Thankfully, what that something terrible is is finally clear to the viewers. For the first time, the show’s flashbacks don’t focus on Oliver’s survival on the island; they focus on the motivations that led to Robert Queen’s murder. At the Queen household, before Robert’s death, Malcolm makes an impassioned speech about leveling the Glades to the bedrock before rebuilding it, to make the city safer. Everyone in the room has lost something to the Glades (Malcolm’s wife was murdered there, and Frank Chen’s daughter was raped), and the Glades can’t be saved without destroying them first. To get away with it, Malcolm thinks they can hide the destruction behind a natural disaster. Unidac Industries is only five years away from a prototype (the Markov earthquake machine!), but it’s worth the wait, right?
Malcolm’s twisted view of the future of the Glades is shaped by his guilt over his wife’s murder. As she was dying, she tried to call Malcolm, but he was busy and turned his phone off. Now he has voice messages of his wife’s last breaths that he listens to over and over again. That certainly has pushed Malcolm over the edge a little. But why does Robert get involved? His wife wasn’t murdered. What has the Glades taken from him?
Robert confesses the plan to Moira, who is shocked. But Robert shocks her even more by revealing his motivation for joining Merlyn. A Glades councilman approached Robert for a bribe, which led to a fight. During the scuffle, the councilman fell and died. “The Undertaking is my penance,” Robert claims. Except that this makes no sense! Even Moira is confused by the logic. How can murdering thousands of people make up for one murder (which would probably become manslaughter or even less with the lawyers he could afford)? Moira convinces Robert that he needs to stop this from happening.
Robert talks to Frank Chen about stopping Malcolm’s plan. Merlyn started buying up property in the Glades, but if they could buy the remaining two-thirds of the Glades, Malcolm would have to abandon his plan. Chen plans to fly to China to gather capital, and Robert decides to take the Queen’s Gambit to China so they won’t make Malcolm suspicious.
Meanwhile, pre-island Oliver has a very serious conversation with Laurel: she wants them to move in together. This is totally not what Oliver is interested in doing, but he swallows his feelings instead of talking them out. This is the point at which a little open communication might have changed everything for him.

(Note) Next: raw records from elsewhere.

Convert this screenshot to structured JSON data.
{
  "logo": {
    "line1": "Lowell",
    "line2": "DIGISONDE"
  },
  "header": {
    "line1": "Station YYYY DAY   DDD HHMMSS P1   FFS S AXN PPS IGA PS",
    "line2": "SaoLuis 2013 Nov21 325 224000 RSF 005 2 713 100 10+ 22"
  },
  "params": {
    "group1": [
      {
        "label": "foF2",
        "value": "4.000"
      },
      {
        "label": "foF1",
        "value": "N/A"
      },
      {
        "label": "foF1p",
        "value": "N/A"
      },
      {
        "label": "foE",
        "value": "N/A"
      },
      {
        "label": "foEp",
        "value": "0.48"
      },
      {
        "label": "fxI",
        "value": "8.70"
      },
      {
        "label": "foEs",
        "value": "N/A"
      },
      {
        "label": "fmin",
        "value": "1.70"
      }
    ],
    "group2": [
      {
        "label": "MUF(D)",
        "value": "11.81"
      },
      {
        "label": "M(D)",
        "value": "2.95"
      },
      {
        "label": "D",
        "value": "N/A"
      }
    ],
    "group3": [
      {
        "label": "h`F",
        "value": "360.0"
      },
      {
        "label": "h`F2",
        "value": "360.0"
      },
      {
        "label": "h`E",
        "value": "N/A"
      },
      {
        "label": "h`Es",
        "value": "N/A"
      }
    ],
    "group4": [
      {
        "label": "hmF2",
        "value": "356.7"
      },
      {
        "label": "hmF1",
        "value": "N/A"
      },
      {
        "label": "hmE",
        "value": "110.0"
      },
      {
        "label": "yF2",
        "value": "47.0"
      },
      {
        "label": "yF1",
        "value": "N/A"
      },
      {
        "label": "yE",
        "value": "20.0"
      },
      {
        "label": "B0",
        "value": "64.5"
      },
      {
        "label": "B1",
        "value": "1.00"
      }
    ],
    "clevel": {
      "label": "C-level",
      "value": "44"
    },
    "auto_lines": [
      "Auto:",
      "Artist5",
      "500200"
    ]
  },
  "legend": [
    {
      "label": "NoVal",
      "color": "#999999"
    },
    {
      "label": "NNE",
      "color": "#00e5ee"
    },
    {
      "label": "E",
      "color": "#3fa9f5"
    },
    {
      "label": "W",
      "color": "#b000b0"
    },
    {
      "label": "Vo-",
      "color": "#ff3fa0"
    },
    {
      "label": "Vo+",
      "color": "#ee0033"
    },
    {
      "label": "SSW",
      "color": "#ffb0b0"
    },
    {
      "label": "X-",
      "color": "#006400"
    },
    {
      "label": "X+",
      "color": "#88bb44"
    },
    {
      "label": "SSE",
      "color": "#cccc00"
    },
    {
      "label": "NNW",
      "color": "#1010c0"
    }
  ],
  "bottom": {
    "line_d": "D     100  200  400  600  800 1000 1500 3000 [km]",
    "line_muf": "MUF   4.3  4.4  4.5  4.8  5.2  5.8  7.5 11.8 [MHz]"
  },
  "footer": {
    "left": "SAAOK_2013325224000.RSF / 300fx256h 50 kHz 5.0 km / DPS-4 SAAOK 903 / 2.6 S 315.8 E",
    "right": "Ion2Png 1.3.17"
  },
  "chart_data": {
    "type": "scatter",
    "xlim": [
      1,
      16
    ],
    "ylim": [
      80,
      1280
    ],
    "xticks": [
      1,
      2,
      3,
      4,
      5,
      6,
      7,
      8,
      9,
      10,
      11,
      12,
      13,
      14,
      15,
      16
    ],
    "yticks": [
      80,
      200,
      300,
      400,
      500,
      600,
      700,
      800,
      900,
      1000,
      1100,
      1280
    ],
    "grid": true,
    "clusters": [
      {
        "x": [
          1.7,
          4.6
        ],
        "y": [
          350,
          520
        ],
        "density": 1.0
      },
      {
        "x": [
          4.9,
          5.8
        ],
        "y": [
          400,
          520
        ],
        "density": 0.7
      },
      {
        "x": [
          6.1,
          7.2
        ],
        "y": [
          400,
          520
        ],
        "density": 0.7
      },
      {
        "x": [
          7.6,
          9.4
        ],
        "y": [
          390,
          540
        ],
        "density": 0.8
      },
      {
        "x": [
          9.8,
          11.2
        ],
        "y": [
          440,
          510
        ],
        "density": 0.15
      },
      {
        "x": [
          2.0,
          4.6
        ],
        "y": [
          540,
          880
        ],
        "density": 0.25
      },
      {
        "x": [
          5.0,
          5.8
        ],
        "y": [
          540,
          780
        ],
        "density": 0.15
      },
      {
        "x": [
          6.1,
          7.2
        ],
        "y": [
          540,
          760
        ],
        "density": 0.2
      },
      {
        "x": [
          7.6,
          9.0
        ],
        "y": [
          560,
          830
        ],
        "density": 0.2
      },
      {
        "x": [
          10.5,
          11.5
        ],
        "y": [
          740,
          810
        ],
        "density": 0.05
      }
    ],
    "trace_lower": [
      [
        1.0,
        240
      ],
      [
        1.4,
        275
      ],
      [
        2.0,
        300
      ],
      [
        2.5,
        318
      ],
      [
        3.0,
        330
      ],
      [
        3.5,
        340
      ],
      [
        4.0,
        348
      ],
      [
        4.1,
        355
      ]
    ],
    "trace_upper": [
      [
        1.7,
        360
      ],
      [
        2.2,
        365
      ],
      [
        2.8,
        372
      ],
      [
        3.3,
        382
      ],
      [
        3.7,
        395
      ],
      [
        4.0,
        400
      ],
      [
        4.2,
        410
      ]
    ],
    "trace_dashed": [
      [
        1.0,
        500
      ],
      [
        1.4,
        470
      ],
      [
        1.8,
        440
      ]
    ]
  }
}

As Robert prepares to board the Queen’s Gambit for its ill-fated last voyage, Moira tries to convince him not to go. As Oliver shows up with his bags packed, she is even less excited, but Robert implores her to “Let the kid take the boat out with the old man.” As she acquiesces and Oliver promises to be a good boy while he’s gone, Laurel shows up to say goodbye to Oliver in person. He quickly pulls out his phone to tell Sarah to circle the block a few times so she doesn’t run into her sister. After a quick goodbye smooch, Laurel then hands Oliver a photo of herself, “In case you get you get lonely.”
As the ship heads out to sea, Malcolm makes a call to see is “it’s done.” Frank Chen assures him that the bomb has been planted, and that the ship’s course takes them through the path of a storm. Of course Frank Chen is behind this! This makes me feel less bad about Moira getting him killed, because if she hadn’t turned him in into Malcolm, he probably would have turned her in. Malcolm is pleased with Chen’s work, because now no one will suspect anything other than “an act of God,” perfect practice for Merlyn’s Undertaking.
Arrow airs Wednesdays at 8pm Eastern on CW. The Undertaking originally aired 5/1/13.